On Wednesday I vacuumed my living room for
the first time in several months and filled up the canister with my dirt
harvest. I don’t know where it all comes from but it’s nice that most of it
accumulates along the edges of the room rather than in the middle where I live.
I spent a lot of
time working on my journal entry about the life and death of Tom Phillips. That
included digging through my two large drawers full of mostly my own unfinished
collages and other images on paper to find some of Tom’s artwork that he’d give
me. I found a print of a painting and another of a woodcut but couldn’t find
any of the poetry he’d written. I know that he’d given me some over the years.
I have one fat folder in my tall filing cabinet that contains the writing of
others, mostly left over from the poetry slams that I ran back in the 90s, but
still couldn’t find any of Tom’s writing, so I gave up on that. I’m sure it’ll
pop up sometime when I’m not looking for it.
One result from
rifling through the drawers was that it put new dust on my living room floor,
almost rendering all my previous vacuuming a waste of time.
In the late
afternoon I took a bike ride. Once I was downtown and anywhere east of Yonge
there were line-ups of cyclists at every light. I got ahead of each of them
once the light turned green. This time I went as far as Coxwell. On the way
back a super villain in spandex whizzed past me but I couldn’t overtake him
without exposing my secret identity, thereby putting my family in danger.
I went down Yonge
Street and almost all the way down was riding beside an obnoxiously loud yellow
Lamborghini that looked like a steamroller had run over a Corvette. The two
young guys riding in the rude machine would rev the engine at every light and
it sounded like a mechanical lion coughing up a hairball. I was often ahead of
them but they would pass me about halfway before each corner. They finally
turned left on Victoria.
When I got home I
went back out to the liquor store to get a can of Creemore to have with my
dinner. I ate while watching an Alfred Hitchcock Hour teleplay starring Jack
Cassidy as a photographer named Arthur Mannix who doubles as an assassin. All
of his killing work seems to come from one mega corporation that, instead of
firing its unwanted employees, kills them off. Meanwhile, Arthur is courting a
gorgeous young woman named Sylvia whose father, Ernest tells him that he will
only let him marry his daughter once he has $50,000 in the bank. The person
that pays Arthur for his work has just been told by his boss that the company
is downsizing and so only the cream of employees are to keep their jobs.
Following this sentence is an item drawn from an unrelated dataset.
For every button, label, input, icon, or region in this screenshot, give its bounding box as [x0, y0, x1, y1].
Because of this he gives Arthur a new job for double his usual payment. The
target turns out to be an undertaker and Arthur sets up a studio across from
his mortuary. As he is staking out his victim though he notices something
strange about his behaviour. The undertaker finally calls Arthur and says he
wants to talk about having some photos down for his business. He enters the
studio while Arthur is in the darkroom. He pulls out a switchblade stiletto to
kill Arthur but Arthur is ready for him with karate and overpowers him. It
turns out that just as Arthur’s photography profession is a front, the other
undertaker is also really an executioner for the company. They have been pitted
against one another as part of the process of sorting out which employees are
the best. The two hitmen have a very civil conversation even though Arthur has
made it clear that he is about to kill the other. The undertaker pulls a knife
from under his collar and throws it, but it misses and Arthur kills him.
Arthur’s supervisor gives him another job, which is to kill his fiancé’s
father, which he easily does. The story ends with a wedding and I guess they
live happily ever after.
The story was
written by Alfred Hayes, who wrote the poem “Joe Hill”, which became the lyrics
for the song of the same name that became a folk music standard and was most
famously sung by Joan Baez at Woodstock.